What's crazy is that FPbase.org is totally free, open source, community driven, and continually growing. Coordinating such an effort is hard work. And because of that, a significant portion of the profit made from the spectral line of products offered on fluorcyte.com goes directly to helping maintain FPbase.org.
The Bigger Picture
So who cares? Fluorescence looks cool. But why is this important?
It turns out that there are a handful of fluorescent molecules that occur naturally in living organisms - there's even a bunch of them in humans! Weirdly, a bunch of different cyanobacteria and jellyfish already make special proteins that are brightly fluorescent. This is really important because the fact that fluorescent proteins exist in nature means that there is DNA that code for them - which we can get from these organisms.
So in the lab, we can take the DNA that codes for these fluorescent proteins from these different organisms and stick them into cells that we want to learn about. This makes the cells we want to study fluorescent.
We can make these fluorescent proteins only show up in certain cells in the body where specific genes we might want to study are active. Having tools like this let us figure out what genes are important to controlling all different facets of our life.
We can also make these fluorescent proteins attach to other non-fluorescent proteins we want to learn about. With this approach, we can look at where these non-fluorescent proteins travel to within cells or body - giving us clues on what those proteins do.
We can get different colored fluorescent proteins to look at multiple different things in cells at once. And slowly, we can begin to build up an understanding of what all these genes we have do in each of the cell in the body. We can figure out if they have any impact on health or disease to help develop new drugs and therapies.
We can also modify these proteins to make them different colors, or react to different processes in cells, watching them live and interact with other cells in real time. And when using genetically encoded proteins doesn’t work, we can use fluorescent small molecules targeted to certain features of cells that we want to learn about in normal and diseased states.

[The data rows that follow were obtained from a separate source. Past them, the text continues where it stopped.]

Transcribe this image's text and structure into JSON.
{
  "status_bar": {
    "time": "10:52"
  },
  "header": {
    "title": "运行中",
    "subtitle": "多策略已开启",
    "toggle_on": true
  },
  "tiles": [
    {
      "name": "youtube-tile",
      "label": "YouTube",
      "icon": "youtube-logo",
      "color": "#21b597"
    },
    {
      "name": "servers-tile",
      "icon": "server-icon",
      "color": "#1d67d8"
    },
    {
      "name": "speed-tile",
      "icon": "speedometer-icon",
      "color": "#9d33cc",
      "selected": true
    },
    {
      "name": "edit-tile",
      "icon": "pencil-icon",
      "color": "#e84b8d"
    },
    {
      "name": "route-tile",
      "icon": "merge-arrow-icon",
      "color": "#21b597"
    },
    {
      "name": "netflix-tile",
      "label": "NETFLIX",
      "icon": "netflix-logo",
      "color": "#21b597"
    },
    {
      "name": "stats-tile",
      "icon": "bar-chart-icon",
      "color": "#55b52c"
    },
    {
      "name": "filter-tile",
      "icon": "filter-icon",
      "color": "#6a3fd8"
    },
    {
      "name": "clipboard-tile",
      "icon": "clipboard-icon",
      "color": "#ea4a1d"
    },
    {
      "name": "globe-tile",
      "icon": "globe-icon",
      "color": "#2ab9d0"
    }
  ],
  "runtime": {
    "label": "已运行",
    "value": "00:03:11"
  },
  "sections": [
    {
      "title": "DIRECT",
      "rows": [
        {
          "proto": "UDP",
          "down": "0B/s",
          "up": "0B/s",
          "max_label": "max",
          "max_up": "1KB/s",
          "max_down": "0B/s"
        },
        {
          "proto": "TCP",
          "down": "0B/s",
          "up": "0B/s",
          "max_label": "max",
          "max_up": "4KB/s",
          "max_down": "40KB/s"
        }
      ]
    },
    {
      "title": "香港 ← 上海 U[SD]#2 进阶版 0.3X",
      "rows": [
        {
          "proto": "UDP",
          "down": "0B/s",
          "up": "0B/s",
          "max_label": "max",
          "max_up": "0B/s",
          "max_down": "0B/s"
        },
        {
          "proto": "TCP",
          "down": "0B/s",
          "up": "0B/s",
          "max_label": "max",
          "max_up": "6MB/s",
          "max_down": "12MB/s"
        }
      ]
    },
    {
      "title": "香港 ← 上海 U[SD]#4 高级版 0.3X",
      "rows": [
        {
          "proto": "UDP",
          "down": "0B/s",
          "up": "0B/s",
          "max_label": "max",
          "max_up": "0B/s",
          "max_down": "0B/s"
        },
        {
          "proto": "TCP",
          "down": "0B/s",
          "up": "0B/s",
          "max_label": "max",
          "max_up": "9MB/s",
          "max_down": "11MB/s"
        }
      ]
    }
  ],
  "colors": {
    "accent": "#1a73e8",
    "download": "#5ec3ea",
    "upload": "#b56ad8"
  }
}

Fluorescence has revolutionized the way we study living things - and will continue to do so for many years to come. Scientists and engineers today are constantly developing better, brighter, more responsive fluorophores and instruments to measure and image them more effectively than ever. These developments constantly lead to new discoveries in biology. They're used widely to study tons of facets of biology and physiology, like brain function, heart biomechanics, and even the ways the immune system works (or sometimes doesn’t work….). This knowledge helps us develop new drugs and therapies for treating diseases improving outcomes from surgery.